Retailers Become Weather Watchers
There’s no rhyme or reason to the ways of Mother Nature, but some of the nation’s retailers are trying to crack her code.
Looking to reduce the risks associated with the weather, more merchants now use long-range forecasts to help determine their seasonal merchandise, inventory and sales strategies.
Sears, Roebuck & Co. recently saw a summer heat wave coming and decided to skip the traditional markdown of its fans. Eastern Mountain Sports stocked up on rainwear based on a wet spring forecast. After the skies cleared, the company found itself with a 38 percent sales increase.
“If you can predict the intensity of the seasons and what you predict actually happens, that can do lots for your business,” said William Ferry, vice president at Mercer Management Consulting.
For retailers, rainy summers, hot Octobers or snowstorms days before Christmas can cost millions in lost sales. Whether it’s too hot, cold or wet, customers stay home and leave retailers with big inventories that have to be cleared at a discount.
Fed up with the constant weather struggle, some retailers are turning to forecasting firms like Wayne, Pa.-based Strategic Weather Services to help plan merchandise and inventory around the expected weather.
Forecasts help appliance retailers decide how many air conditioners or space heaters to stock, and in which part of the country. Apparel merchants use forecasts to help them try to anticipate clothing trends, and when they should start displaying seasonal merchandise.
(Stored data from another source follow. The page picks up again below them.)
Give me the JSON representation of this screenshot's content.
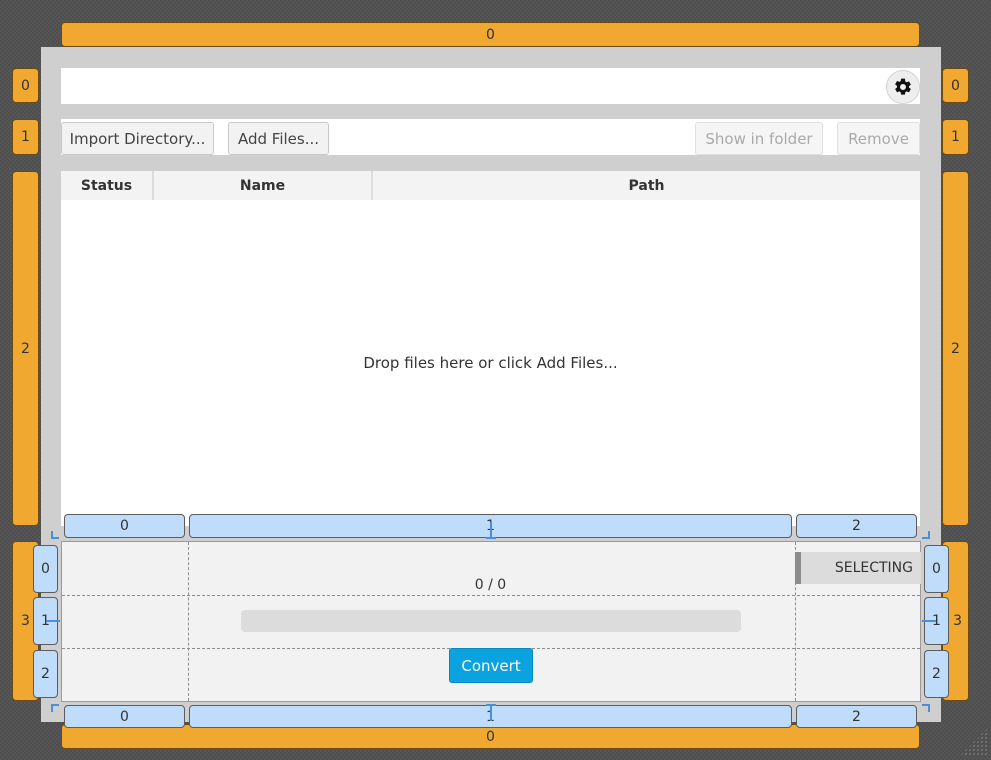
{
  "outer_grid": {
    "top_column": "0",
    "bottom_column": "0",
    "left_rows": [
      "0",
      "1",
      "2",
      "3"
    ],
    "right_rows": [
      "0",
      "1",
      "2",
      "3"
    ]
  },
  "settings": {
    "icon": "gear-icon"
  },
  "toolbar": {
    "import_directory": "Import Directory...",
    "add_files": "Add Files...",
    "show_in_folder": "Show in folder",
    "remove": "Remove"
  },
  "table": {
    "columns": [
      "Status",
      "Name",
      "Path"
    ],
    "empty_message": "Drop files here or click Add Files..."
  },
  "bottom_grid": {
    "top_columns": [
      "0",
      "1",
      "2"
    ],
    "bottom_columns": [
      "0",
      "1",
      "2"
    ],
    "left_rows": [
      "0",
      "1",
      "2"
    ],
    "right_rows": [
      "0",
      "1",
      "2"
    ]
  },
  "status": {
    "mode": "SELECTING",
    "progress_text": "0 / 0",
    "progress_value": 0
  },
  "actions": {
    "convert": "Convert"
  },
  "colors": {
    "grid_header_orange": "#f0a830",
    "grid_header_blue": "#bfdcfa",
    "convert_button": "#0aa3e0"
  }
}
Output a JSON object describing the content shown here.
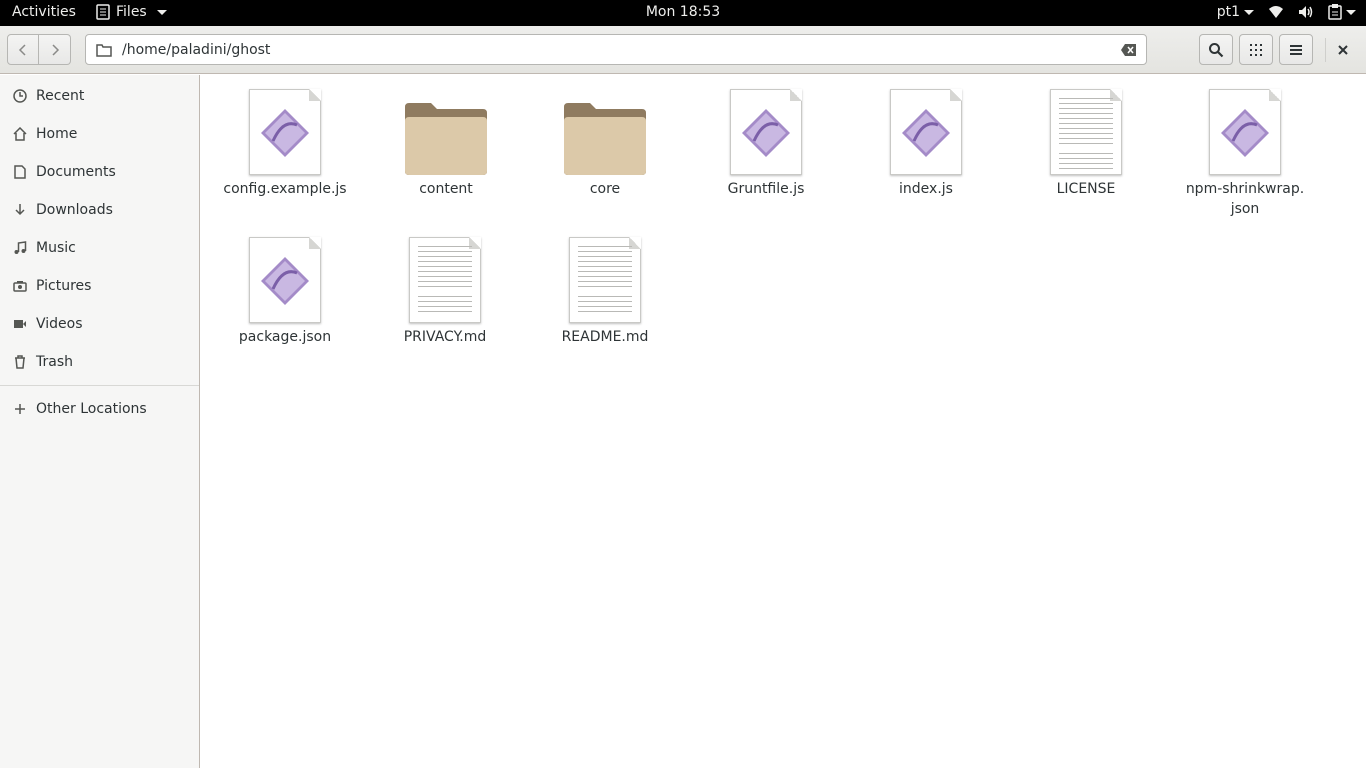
{
  "topbar": {
    "activities": "Activities",
    "app_name": "Files",
    "clock": "Mon 18:53",
    "input_method": "pt1"
  },
  "headerbar": {
    "path": "/home/paladini/ghost"
  },
  "sidebar": {
    "items": [
      {
        "label": "Recent",
        "icon": "clock-icon"
      },
      {
        "label": "Home",
        "icon": "home-icon"
      },
      {
        "label": "Documents",
        "icon": "document-icon"
      },
      {
        "label": "Downloads",
        "icon": "download-icon"
      },
      {
        "label": "Music",
        "icon": "music-icon"
      },
      {
        "label": "Pictures",
        "icon": "camera-icon"
      },
      {
        "label": "Videos",
        "icon": "video-icon"
      },
      {
        "label": "Trash",
        "icon": "trash-icon"
      }
    ],
    "other_locations": "Other Locations"
  },
  "files": [
    {
      "name": "config.example.js",
      "type": "script"
    },
    {
      "name": "content",
      "type": "folder"
    },
    {
      "name": "core",
      "type": "folder"
    },
    {
      "name": "Gruntfile.js",
      "type": "script"
    },
    {
      "name": "index.js",
      "type": "script"
    },
    {
      "name": "LICENSE",
      "type": "text"
    },
    {
      "name": "npm-shrinkwrap.\njson",
      "type": "script"
    },
    {
      "name": "package.json",
      "type": "script"
    },
    {
      "name": "PRIVACY.md",
      "type": "text"
    },
    {
      "name": "README.md",
      "type": "text"
    }
  ],
  "colors": {
    "topbar_bg": "#000000",
    "sidebar_bg": "#f6f6f5",
    "folder": "#d8c6a6",
    "script_diamond": "#a48bc8"
  }
}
Eastern Mountain Sports, a sporting goods/apparel chain gets weekly forecasts as well as outlooks for coming months. In addition, it receives weather in key cities around the country and a 30-year weather history for specific times of the year.
“You can go in all different directions with the weather and this just gives us a little more courage in our planning,” said Doug MacPhee of Eastern Mountain.